STATEMENT - COMMUNIQUE

Les conséquences du pacte politique entre l’Union européenne et la Turquie sur le destin des réfugiés[1] accueillis en Grèce et en Turquie

Des actes contraires au droit international et au respect de la dignité humaine

Par ce communiqué, la Conférence des OING du Conseil de l’Europe exprime son indignation face au traitement des réfugiés accueillis en Grèce et en Turquie. Le principe énoncé[2] dans l’accord entre l’Union européenne et la Turquie du 18 mars 2016, selon lequel pour chaque réfugié syrien renvoyé des îles grecques vers la Turquie, un autre réfugié séjournant en Turquie sera envoyé vers un pays européen, transforme ces personnes en objet de marchandisation. Nous dénonçons la signature de cet accord, dont le statut reste controversé et discuté par les experts[3]. Sa signature est survenue avant tout examen de la faisabilité. Il a pour premier effet immédiat un déplacement des flux migratoires vers l’Italie, au travers de la Méditerranée.

La Conférence des OING du Conseil de l’Europe exige que toute demande d’asile soit examinée au regard de la Convention internationale de 1951 relative au statut des réfugiés et son Protocole de 1967, ainsi qu’au regard de la Convention de sauvegarde des droits de l’homme et des libertés fondamentales. Toute catégorisation permettant de prioriser les ressortissants de certains pays par rapport à d’autres est discriminatoire en vertu de l’art 1 de la même Convention.
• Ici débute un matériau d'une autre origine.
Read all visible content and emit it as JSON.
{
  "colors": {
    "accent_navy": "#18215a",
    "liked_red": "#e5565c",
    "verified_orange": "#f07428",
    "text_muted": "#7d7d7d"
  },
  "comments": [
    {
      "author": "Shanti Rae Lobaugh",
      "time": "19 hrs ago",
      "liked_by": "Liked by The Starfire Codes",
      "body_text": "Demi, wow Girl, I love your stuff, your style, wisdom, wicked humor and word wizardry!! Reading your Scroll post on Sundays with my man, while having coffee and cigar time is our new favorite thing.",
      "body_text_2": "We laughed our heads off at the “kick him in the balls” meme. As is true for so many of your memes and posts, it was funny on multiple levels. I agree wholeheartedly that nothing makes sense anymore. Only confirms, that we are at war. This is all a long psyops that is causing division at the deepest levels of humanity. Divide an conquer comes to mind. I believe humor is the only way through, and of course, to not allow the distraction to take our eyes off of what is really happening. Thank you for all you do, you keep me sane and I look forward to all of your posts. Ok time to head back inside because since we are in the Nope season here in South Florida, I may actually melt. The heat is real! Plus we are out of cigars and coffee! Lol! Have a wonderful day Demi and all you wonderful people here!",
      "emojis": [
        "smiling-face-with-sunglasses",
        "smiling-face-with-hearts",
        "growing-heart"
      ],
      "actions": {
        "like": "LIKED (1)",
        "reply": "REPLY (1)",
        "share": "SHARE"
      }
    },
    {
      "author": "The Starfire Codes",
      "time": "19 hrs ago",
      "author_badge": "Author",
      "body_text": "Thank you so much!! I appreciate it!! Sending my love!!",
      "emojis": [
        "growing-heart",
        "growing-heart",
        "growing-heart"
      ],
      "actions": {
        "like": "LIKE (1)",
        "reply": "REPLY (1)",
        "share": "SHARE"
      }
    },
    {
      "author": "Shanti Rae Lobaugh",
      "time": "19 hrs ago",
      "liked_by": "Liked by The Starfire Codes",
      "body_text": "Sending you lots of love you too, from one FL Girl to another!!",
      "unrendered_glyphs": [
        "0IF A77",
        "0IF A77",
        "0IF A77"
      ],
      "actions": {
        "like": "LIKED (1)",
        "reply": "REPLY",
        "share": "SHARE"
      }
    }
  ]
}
Les droits fondamentaux des personnes vulnérables

Les conditions dégradantes et humiliantes constatées dans les camps situés en Grèce et en Turquie montrent que les deux pays ne sont pas en mesure d’assurer les conditions satisfaisant les besoins fondamentaux des réfugiés (besoins de protection physique, accès aux soins et à un hébergement décent). Aucune considération spécifique n’est portée aux expériences et aux conditions de migration différentes entre les femmes et les hommes, victimes des conflits armés, bien que les femmes et les jeunes filles et les enfants de sexe féminin soient exposés à un plus grand danger lors de la traversée des frontières. Comme le montre le recueil de témoignages par Amnesty International (Amnesty International, 18 janvier 2016), l’exploitation sexuelle des femmes et la traite des êtres humains commence sur la route des Balkans et continue dans les camps de réfugiés dans les pays considérés comme « sûrs ». La Conférence des OING exprime son grand étonnement que ces éléments fondamentaux de protection des personnes accueillies ne sont pas mentionnés dans l’Accord précédemment cité. Nous appelons donc les autorités à mener des enquêtes approfondies sur les délits qui ont pu avoir lieu dans les camps concernés.

Les lieux d’accueil ne sont pas suffisamment équipés et adaptés pour garantir la protection de certains espaces dédiés aux femmes et filles, permettant de satisfaire leurs besoins spécifiques. Les femmes enceintes ne bénéficient dans certains Etats-membres d’aucun soin et n'ont aucun droit. L'articulation de la Convention de Genève, de la Convention de sauvegarde des droits de l’homme et des libertés fondamentales et autres traités avec les législations nationales se fait trop souvent au détriment de ces femmes.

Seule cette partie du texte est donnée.